Commercial real estate guy Kent Johns tells me he’s from Orange County. Shayla, one of the Beat’s baristas, says she’s from Reno. In April I will have lived here 16 years. Still, when people ask, I answer that I’m from Wisconsin. And back in fish-fry-and-cheese land, I tell people, “I live in Las Vegas but grew up here.”
It goes without saying that most Las Vegas residents came from somewhere else. From the 2010 census, fewer than 1 in 4 Nevadans — 24 percent — were born here. And to some degree, it makes sense that people identify with where they grew up.
But I’m talking about more than a birthplace. I’m talking about feeling ownership of Las Vegas, not feeling ashamed about living here, starting to feel enough pride that you want to make this place better.
People I know back in cheeseland remain in disbelief that I’m still here. They can reel off the lists of problems the city possesses as easily as the scores of this season’s Packers games. Lousy schools, political corruption, an electorate that doesn’t care about schools, the oven-like summers, health, prostitution and the kicker: the lousy economy and high ranking in the national foreclosure contest.
No one controls the weather, but few of us regard any of these with pride. Then again, too few of us fight for change.
Just before November’s election, an elderly woman who said she lived in Summerlin called to ask if she could vote against more money for Henderson’s library system. In turn, I asked about another ballot question: How did she feel about more money for school capital projects?
“Oh, definitely ‘no’ for that,” she replied, chuckling. “I don’t have kids in school.”
She is obviously living comfortably in a suburban cocoon somewhere, but she also feels little connection to Las Vegas. I know others who’ve lived here for years but keep their license plates from other states because it saves them from racking up thousands of dollars in car registration fees.
The many thousands more who fled their latte-colored homes in suburbia when the economy caved likely felt that same disconnect. Live here. Make money. Leave when it dries up.
Then again, maybe that sifting and winnowing is part of the long process of forging a connection to the city. It’s awful that so many lost jobs, homes and marriages in the recession’s economic maelstrom, but in some ways, those who figured out a way to stay may be the ones who feel Las Vegas is really “home.”
When the economy took a dive, foreclosures Downtown didn’t seem as plentiful as in the suburbs. That stands to reason because many of the homeowners have owned a home or lived in the area for a lifetime. In addition, many live in homes purchased inexpensively (not my own, which I bought at the height of the housing bubble as a great long-term investment that kept me close to my son).
Maybe that’s why you don’t hear it so much Downtown, the kvetching about how awful it is, about how they’re trying to amass as much money as possible before bolting for greener pastures. And rarely do I hear Downtowners remind me that, by the way, they aren’t really from Las Vegas.

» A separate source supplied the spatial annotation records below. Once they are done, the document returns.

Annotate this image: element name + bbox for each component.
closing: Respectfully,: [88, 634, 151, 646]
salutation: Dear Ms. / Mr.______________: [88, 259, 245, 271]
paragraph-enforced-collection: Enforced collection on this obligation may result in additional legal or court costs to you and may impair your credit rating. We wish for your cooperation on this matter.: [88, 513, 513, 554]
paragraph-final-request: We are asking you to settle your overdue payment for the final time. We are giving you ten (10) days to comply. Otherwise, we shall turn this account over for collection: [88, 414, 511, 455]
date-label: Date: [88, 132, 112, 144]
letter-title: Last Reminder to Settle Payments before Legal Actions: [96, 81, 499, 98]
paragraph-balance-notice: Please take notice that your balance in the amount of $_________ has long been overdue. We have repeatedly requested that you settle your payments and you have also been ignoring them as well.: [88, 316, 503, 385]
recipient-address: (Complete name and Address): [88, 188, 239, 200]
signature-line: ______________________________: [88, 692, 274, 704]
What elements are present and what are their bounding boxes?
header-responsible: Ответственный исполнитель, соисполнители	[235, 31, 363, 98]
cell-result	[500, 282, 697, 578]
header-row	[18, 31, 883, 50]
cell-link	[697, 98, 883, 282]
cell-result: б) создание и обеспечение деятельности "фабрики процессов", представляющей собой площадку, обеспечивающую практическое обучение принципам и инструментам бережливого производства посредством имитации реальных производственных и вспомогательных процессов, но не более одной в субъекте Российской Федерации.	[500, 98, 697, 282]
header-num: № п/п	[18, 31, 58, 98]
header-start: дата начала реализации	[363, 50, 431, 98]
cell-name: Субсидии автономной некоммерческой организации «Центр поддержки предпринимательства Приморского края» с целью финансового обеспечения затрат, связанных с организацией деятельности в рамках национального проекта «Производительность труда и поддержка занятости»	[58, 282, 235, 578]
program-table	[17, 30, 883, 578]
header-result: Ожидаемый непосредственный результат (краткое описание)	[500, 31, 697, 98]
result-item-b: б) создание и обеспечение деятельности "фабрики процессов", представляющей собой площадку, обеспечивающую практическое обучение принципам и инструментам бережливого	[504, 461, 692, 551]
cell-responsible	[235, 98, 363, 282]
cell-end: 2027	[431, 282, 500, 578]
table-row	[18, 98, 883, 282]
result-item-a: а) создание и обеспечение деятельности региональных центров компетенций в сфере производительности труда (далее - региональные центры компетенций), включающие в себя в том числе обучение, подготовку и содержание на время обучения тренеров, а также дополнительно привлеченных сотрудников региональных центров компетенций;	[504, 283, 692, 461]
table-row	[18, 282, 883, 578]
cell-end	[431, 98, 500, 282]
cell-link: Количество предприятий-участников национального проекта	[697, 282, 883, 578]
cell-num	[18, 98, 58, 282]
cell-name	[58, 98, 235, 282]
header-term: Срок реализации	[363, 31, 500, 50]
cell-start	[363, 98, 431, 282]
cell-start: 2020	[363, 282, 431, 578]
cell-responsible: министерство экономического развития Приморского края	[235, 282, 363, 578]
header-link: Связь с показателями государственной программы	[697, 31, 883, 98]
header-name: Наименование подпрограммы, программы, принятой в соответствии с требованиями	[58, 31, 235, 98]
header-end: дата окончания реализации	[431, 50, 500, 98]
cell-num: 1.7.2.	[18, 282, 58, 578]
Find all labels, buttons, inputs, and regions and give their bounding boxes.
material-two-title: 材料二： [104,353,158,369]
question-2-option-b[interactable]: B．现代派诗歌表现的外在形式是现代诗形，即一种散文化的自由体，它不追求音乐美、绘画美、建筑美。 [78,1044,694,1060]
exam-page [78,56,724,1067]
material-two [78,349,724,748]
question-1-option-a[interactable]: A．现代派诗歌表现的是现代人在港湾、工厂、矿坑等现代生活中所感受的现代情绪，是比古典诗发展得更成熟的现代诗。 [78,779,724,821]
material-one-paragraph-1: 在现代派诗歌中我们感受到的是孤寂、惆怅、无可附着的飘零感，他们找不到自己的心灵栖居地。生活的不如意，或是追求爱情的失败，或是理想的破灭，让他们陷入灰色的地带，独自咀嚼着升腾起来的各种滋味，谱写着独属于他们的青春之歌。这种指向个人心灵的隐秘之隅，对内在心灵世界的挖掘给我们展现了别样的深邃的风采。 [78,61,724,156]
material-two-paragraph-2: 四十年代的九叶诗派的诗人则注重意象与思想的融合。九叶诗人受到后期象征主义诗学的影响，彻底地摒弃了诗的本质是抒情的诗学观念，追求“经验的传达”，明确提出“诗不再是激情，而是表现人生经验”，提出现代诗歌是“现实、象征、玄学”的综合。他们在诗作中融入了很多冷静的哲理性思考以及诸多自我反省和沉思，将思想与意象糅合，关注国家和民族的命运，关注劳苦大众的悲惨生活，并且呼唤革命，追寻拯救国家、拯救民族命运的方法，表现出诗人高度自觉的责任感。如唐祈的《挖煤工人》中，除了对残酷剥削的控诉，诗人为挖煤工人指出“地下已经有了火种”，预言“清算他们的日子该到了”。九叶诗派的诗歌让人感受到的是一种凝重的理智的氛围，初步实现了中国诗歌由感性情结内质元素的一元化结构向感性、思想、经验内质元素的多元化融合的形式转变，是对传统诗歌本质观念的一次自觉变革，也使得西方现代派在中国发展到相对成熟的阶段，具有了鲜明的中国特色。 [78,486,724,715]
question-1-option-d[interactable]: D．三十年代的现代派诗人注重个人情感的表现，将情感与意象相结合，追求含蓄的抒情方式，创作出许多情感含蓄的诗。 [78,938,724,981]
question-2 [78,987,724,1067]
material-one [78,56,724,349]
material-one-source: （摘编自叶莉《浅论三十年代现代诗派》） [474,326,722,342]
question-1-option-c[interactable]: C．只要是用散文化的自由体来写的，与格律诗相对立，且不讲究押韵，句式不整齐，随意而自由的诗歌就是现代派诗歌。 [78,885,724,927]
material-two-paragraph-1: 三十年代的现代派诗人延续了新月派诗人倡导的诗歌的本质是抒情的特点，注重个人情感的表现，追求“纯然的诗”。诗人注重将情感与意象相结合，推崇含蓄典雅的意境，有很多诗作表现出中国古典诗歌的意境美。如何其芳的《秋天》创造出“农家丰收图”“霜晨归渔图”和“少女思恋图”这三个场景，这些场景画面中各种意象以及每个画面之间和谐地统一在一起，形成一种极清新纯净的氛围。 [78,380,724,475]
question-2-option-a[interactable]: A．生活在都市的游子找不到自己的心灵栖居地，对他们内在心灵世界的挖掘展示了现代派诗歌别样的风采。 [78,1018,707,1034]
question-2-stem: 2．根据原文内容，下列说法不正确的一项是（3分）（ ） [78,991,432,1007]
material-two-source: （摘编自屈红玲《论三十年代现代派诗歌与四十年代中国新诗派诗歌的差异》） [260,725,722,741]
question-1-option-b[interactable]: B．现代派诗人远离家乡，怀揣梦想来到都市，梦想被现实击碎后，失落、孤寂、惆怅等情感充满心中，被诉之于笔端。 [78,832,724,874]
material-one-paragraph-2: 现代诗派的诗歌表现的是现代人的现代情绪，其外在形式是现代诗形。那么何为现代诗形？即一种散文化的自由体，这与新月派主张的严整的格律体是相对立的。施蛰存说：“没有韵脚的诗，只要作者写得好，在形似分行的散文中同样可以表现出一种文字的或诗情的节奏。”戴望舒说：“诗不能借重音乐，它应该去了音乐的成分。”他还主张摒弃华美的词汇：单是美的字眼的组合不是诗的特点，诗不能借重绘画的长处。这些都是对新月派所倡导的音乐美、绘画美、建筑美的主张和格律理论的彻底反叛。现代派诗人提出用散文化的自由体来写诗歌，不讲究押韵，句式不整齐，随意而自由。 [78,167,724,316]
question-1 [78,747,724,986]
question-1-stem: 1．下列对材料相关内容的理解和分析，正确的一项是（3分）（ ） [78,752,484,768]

Downtown truly is a Vegas rarity as it develops a culture based less on an industry whose chief aim is to take money while giving back as little as possible. In a growing number of blocks in the formerly abandoned Fremont East area, people are working on new modes of education, business, medical service. They’re also getting to know each other and connecting to the city in ways they may have connected to the tree-lined streets of Portland or Madison.
When out-of-towners come Downtown to give a talk, I’ve heard more times than I can count: “It’s great what’s happening here.” These are people from San Francisco, Portland and, yes, even New York.
One day my son will reach adulthood. He will make a choice to either stay here or leave. If he leaves, he will always know one thing: Las Vegas is home.